At this present moment of Grenada history, all conscious citizens of Grenada, Carriacou and Petite Martinique must be asking themselves, what will happen in the future if Tillman Thomas falls victim to the rebel faction within his own political organisation. Some hypocritical supporters of Mr Thomas, who praised him as a saviour when the NDC party came into power in July 2008, are either silent or playing an active role planning how to replace him as prime minister and to install their favourite clan leader.

In conclusion, it appears as though Prime Minister Tillman Thomas is not up to date with the scheme of things within the Grenadian society, and he must take some blame for that social negligence as his fault. However, as a citizen of Grenada, Mr Thomas is supposed to interact more effectively within the general population and have a team of trusted friends who are grounded and understand the social fabric of Grenadian society.

Grenada’s political culture needs leaders who are grounded. And even though Prime Minister Thomas is decent human being, unfortunately, he just cannot see that he is lacking some simple basic things that could make him a more effective leader.

Mr Thomas must stop looking towards church leaders to help him rule Grenada. His basic duty is to give the people democratic freedom, rather than keep talking about democracy.
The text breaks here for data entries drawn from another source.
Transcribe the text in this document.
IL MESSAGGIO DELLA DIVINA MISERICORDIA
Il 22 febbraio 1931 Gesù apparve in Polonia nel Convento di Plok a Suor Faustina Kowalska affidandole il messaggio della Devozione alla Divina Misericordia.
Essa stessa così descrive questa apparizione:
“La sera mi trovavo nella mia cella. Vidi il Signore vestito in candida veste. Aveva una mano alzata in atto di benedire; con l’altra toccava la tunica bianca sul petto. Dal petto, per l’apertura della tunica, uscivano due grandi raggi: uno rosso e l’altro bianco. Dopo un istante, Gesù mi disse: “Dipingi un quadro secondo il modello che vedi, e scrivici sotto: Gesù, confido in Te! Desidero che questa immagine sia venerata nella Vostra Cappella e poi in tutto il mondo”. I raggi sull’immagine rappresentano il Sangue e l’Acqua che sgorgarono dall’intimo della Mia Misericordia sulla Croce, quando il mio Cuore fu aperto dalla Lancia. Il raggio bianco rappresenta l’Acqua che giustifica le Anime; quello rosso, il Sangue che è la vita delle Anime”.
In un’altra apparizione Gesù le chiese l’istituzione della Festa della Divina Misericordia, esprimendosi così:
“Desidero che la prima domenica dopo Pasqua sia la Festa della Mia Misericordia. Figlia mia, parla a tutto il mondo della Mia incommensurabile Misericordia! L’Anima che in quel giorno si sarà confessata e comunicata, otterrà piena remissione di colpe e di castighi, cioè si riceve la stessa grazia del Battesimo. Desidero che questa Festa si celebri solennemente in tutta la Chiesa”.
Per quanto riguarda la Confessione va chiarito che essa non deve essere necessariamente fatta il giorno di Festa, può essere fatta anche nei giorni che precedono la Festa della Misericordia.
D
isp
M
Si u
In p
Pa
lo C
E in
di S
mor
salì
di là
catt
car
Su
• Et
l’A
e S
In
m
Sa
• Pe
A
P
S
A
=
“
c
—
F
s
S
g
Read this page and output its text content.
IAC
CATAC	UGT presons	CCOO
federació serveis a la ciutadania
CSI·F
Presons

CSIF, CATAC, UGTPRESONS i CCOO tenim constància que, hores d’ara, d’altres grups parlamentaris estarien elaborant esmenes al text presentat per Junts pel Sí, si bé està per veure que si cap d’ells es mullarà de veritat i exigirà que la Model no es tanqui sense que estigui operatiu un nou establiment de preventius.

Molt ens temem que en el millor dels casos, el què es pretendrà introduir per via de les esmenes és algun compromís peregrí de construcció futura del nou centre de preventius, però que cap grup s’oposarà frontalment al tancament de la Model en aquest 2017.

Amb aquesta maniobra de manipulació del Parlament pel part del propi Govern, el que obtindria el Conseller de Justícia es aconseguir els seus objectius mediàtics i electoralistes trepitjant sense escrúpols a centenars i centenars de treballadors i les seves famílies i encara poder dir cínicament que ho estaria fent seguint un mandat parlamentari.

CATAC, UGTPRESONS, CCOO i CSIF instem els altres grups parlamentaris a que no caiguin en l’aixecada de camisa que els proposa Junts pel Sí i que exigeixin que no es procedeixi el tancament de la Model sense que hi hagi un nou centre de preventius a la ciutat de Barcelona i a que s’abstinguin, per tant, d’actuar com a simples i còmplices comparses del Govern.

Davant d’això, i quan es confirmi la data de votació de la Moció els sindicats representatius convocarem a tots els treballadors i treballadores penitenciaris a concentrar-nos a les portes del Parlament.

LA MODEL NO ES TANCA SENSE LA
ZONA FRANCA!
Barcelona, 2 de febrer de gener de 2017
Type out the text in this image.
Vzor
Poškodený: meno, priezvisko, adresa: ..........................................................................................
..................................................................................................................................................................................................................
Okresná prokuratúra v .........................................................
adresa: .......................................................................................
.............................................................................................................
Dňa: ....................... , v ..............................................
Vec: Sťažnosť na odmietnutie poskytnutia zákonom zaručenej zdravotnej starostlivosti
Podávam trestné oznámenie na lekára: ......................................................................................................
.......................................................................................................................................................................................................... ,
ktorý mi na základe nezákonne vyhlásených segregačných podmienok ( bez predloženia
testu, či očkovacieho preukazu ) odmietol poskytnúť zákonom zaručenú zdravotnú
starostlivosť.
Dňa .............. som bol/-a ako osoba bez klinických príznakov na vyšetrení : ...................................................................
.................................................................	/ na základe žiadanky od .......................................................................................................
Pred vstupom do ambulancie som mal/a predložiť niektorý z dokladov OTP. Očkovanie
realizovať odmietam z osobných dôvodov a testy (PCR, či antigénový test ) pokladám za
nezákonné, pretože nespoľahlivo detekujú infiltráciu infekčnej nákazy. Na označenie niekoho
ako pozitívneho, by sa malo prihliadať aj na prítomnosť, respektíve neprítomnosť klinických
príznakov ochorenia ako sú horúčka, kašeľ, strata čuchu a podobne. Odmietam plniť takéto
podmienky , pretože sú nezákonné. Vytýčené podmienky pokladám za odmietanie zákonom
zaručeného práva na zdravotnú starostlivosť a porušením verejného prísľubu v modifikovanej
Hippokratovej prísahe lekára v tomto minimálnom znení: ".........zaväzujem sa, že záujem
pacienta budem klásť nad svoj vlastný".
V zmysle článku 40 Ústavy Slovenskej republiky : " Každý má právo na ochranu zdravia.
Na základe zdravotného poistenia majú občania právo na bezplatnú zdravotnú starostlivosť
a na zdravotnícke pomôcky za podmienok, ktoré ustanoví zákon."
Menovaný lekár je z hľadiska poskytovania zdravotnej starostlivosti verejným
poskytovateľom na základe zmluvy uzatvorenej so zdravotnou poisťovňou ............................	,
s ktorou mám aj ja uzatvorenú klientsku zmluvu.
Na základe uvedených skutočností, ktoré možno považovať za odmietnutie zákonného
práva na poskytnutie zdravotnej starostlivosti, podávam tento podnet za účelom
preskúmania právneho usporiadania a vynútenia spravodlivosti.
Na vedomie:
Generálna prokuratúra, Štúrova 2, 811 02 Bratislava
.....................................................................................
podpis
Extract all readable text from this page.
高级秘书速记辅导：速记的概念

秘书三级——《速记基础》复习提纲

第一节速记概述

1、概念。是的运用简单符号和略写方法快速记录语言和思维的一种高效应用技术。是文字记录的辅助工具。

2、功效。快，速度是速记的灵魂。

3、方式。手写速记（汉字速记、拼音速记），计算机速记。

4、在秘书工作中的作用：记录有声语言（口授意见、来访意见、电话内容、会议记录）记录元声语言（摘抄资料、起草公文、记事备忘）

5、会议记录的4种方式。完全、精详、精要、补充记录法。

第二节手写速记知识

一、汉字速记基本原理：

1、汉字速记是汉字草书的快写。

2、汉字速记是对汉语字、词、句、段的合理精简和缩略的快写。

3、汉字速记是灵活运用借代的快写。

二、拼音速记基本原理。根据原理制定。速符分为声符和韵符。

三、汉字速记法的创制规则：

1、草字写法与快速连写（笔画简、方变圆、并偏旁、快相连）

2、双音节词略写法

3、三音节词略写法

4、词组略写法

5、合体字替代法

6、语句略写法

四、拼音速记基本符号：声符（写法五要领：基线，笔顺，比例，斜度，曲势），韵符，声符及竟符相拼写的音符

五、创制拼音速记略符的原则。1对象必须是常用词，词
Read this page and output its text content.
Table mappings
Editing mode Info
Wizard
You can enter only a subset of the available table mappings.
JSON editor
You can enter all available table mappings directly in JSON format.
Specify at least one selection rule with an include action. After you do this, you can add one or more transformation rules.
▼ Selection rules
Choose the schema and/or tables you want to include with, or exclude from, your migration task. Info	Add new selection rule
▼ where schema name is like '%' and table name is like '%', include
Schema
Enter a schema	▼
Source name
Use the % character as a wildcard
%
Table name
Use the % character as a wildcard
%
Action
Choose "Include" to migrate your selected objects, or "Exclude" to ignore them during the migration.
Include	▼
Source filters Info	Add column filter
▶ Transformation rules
Basically his version of democracy, transparency and good governance are limited to build a modern day society and, if he continues that way, the rebels within his political organisation will get the upper hand and dethrone him sooner or later.

If they succeed, he will be responsible for whatever happens to Grenada in the future. History will judge him as the politician who sold Grenada’s birthright to a group of people he was supposed to have a better idea about.